Boomkat Product Review:
Les Fleurs Dul Mal is the absorbingly grotesque sophomore album by pioneering artist, DJ and label owner Eric C. Burton aka Rabit, who, along with regular collaborators such as Chino Amobi (NON) and Elysia Crampton, is in part responsible for defining the contemporary conflux of avant club, folk and noise musics.
On his solo follow-up to Communion [Tri Angle, 2015], Rabit indulges his fascinations with psychedelic themes in an ambitious attempt to locate his sense of self amid increasingly chaotic environments. The result is a personal milestone for the artist; a riveting tableaux of hyper sensual texture, colour and melody forming a densely detailed and layered prism to best peer upon the abyss between reality and our shared hallucinations.

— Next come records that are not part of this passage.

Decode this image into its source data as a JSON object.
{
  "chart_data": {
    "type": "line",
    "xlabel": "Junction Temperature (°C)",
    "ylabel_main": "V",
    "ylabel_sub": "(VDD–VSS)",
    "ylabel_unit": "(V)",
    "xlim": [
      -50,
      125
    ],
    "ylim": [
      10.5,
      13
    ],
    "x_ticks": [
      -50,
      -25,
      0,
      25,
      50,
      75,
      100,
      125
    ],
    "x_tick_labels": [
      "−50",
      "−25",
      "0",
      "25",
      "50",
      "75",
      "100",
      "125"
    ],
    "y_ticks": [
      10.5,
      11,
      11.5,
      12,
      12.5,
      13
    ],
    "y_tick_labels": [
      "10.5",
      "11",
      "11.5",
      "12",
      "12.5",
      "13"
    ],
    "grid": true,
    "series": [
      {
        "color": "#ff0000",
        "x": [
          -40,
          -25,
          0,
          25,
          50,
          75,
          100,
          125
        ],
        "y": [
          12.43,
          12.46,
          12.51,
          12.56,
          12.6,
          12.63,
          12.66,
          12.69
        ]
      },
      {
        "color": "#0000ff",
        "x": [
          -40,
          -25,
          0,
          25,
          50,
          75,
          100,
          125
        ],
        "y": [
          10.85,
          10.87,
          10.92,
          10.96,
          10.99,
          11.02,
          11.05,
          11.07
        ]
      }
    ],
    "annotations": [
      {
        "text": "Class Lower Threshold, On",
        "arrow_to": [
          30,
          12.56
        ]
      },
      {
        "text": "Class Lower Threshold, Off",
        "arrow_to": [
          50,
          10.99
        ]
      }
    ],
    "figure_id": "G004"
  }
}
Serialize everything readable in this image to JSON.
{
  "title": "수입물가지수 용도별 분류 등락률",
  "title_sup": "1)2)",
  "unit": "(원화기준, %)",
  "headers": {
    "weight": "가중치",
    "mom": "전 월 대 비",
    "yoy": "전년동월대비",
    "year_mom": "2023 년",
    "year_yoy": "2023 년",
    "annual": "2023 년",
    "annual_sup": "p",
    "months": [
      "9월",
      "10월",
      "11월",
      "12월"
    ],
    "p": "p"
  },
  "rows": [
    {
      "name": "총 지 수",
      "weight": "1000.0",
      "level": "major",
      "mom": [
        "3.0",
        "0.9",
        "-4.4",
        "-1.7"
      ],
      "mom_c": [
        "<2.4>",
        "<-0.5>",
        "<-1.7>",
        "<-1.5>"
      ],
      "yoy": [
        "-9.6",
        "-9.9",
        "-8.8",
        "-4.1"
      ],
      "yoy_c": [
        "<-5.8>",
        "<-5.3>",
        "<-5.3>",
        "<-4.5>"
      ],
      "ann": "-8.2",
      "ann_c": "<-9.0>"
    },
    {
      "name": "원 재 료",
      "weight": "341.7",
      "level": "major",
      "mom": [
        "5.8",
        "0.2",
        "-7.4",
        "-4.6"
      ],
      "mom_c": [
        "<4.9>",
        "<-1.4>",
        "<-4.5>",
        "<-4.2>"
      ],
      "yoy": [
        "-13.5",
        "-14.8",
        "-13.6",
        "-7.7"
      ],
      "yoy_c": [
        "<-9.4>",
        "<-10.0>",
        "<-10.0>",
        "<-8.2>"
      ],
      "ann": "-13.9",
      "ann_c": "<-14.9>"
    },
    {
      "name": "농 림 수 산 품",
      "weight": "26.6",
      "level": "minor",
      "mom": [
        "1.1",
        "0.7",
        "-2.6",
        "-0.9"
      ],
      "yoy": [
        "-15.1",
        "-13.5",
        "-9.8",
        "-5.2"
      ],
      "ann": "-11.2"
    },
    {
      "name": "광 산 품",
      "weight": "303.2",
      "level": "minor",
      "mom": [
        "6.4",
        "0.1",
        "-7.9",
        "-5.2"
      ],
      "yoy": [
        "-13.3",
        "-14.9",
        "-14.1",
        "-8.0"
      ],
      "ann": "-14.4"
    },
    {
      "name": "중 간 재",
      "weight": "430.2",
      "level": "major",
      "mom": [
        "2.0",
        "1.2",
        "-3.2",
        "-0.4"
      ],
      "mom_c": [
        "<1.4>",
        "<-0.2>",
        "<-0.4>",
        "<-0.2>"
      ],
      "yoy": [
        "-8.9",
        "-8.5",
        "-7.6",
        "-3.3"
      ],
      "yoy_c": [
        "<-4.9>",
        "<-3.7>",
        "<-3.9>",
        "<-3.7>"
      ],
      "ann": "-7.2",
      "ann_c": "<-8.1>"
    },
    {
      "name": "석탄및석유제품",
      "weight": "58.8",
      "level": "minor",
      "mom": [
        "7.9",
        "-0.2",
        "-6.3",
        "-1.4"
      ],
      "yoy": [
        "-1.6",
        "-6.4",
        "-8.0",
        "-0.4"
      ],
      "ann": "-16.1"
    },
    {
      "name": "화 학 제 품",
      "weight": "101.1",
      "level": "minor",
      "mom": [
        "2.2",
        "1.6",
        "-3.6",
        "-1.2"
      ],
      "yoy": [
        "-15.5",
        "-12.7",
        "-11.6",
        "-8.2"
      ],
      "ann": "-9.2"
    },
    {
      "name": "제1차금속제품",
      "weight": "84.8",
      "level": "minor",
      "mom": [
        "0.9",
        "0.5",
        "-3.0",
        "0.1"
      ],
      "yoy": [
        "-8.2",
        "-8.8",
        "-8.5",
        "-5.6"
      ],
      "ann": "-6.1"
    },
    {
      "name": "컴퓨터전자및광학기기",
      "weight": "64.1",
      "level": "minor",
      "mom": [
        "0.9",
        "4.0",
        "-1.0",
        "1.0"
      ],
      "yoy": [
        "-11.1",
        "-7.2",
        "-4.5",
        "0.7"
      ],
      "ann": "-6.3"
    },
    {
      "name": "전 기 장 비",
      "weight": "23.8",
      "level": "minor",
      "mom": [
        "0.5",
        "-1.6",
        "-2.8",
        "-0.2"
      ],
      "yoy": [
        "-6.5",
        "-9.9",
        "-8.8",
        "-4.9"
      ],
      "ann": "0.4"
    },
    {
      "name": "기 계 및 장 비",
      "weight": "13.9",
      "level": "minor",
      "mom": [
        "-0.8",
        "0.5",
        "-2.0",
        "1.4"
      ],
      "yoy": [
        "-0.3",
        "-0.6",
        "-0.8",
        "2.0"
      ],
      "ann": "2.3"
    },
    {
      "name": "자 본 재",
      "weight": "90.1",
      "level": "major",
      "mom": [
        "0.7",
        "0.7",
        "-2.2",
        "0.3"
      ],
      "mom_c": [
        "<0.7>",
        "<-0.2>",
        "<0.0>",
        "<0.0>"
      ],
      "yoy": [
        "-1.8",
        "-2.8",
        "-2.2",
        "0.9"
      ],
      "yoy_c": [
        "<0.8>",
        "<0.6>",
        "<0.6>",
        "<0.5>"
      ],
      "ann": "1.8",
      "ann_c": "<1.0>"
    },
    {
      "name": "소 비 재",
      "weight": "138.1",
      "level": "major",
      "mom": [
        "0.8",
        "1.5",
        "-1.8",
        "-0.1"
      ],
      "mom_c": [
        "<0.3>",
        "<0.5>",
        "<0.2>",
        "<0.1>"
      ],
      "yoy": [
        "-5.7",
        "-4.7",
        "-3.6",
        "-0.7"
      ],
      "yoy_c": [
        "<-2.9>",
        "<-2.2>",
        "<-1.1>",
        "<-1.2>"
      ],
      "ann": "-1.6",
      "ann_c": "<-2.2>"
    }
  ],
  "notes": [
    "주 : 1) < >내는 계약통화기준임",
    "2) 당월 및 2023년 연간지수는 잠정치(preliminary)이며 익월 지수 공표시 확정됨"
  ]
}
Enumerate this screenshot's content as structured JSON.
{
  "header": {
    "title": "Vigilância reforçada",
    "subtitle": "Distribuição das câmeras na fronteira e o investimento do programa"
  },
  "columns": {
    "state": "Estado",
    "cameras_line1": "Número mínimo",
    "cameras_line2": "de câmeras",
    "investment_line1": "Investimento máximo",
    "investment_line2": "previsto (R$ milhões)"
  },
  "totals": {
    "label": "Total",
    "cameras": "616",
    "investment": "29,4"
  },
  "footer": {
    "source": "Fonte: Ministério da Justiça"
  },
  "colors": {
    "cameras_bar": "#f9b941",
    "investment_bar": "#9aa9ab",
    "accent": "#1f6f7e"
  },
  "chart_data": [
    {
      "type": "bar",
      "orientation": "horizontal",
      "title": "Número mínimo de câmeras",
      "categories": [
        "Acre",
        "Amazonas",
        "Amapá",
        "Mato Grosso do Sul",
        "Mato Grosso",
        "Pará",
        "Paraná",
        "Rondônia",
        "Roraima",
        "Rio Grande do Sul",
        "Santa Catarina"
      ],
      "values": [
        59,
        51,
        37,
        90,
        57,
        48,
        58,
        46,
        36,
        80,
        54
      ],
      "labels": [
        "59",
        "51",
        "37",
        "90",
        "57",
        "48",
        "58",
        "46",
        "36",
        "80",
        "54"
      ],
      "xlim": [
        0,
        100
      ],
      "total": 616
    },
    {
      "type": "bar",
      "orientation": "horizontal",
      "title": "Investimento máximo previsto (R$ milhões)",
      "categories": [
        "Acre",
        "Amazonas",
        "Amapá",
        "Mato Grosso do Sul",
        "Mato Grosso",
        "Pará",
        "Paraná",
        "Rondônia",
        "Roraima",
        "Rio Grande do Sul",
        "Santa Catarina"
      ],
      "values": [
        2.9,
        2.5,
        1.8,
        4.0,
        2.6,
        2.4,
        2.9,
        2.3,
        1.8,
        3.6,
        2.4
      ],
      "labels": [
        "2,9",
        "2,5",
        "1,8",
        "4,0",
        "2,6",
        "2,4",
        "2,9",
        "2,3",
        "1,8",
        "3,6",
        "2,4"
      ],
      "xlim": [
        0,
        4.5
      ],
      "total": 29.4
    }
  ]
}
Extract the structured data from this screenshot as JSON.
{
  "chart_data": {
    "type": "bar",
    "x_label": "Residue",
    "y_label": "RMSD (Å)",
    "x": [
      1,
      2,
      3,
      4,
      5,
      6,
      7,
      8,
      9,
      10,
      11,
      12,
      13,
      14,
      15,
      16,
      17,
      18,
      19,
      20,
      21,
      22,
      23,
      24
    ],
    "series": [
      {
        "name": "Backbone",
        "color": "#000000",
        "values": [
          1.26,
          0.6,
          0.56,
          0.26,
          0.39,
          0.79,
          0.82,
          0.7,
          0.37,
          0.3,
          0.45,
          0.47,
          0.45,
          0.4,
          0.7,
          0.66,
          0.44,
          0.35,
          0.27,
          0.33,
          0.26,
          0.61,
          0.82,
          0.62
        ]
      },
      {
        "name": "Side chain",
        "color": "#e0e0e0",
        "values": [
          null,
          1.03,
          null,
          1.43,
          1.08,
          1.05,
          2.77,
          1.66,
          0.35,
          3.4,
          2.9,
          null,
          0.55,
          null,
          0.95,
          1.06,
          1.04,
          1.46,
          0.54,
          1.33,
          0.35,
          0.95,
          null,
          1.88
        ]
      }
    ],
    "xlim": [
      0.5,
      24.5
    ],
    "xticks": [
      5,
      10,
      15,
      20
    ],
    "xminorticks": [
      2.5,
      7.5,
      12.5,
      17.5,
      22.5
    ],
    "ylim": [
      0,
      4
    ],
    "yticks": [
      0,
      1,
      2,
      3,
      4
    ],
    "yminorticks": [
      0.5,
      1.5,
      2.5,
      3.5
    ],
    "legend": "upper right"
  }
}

Mantled in reference to Baudelaire’s classic volume of poetry on decadence and eroticism, Rabit presents a metaphorical arena or “spielraum” - described by author Frances S. Connelly as “a vehicle for mediating the ever-collapsing boundaries of the unknown” - opening an im/possible noumenal no-man’s-land where his imagination can express itself unimpeded, without judgement.
In aesthetic and intent, Rabit boldly embraces the vacuum left by the late, great Coil; realising a genre-agnostic consolidation of folk, new age, drone and noise tropes transcended thru acousmatic processing and modular synthesis, in this case fittingly provided by erstwhile Coil member Drew McDowell. In the process he potentially triangulates Les Fleurs Dul Mal with records by fellow Coil fiends, Elysia Crampton’s Demon City and Chino Amobi’s Paradiso, who all essentially project bold, new links with Coil’s canon.
Unfolding in 12 movements like some future classical tragedy, Rabit gestures his sounds with a remarkable freedom of rhythmic meter and freehand strokes that belies its meticulous construction below the surface. Cecilia’s vocals and the sharp strings of opener Possessed suggest the spirit of Baudelaire’s text heard at street level, while the dissonant stress of Bleached World - a secret weapon ’til now - expresses a beautifully bittersweet anguish, and the recursive curdle of Ontological Graffiti catches in the throat with uncannily emotive effect. The Whole Bag locates his firmest dembow rhythms, but buried under collapsing sidereal pressure, and Cecelia’s return in closer Elevation perfectly emulates something like new age tristesse, which defines the record’s humanity in the face of such uncompromising synthetic sensations.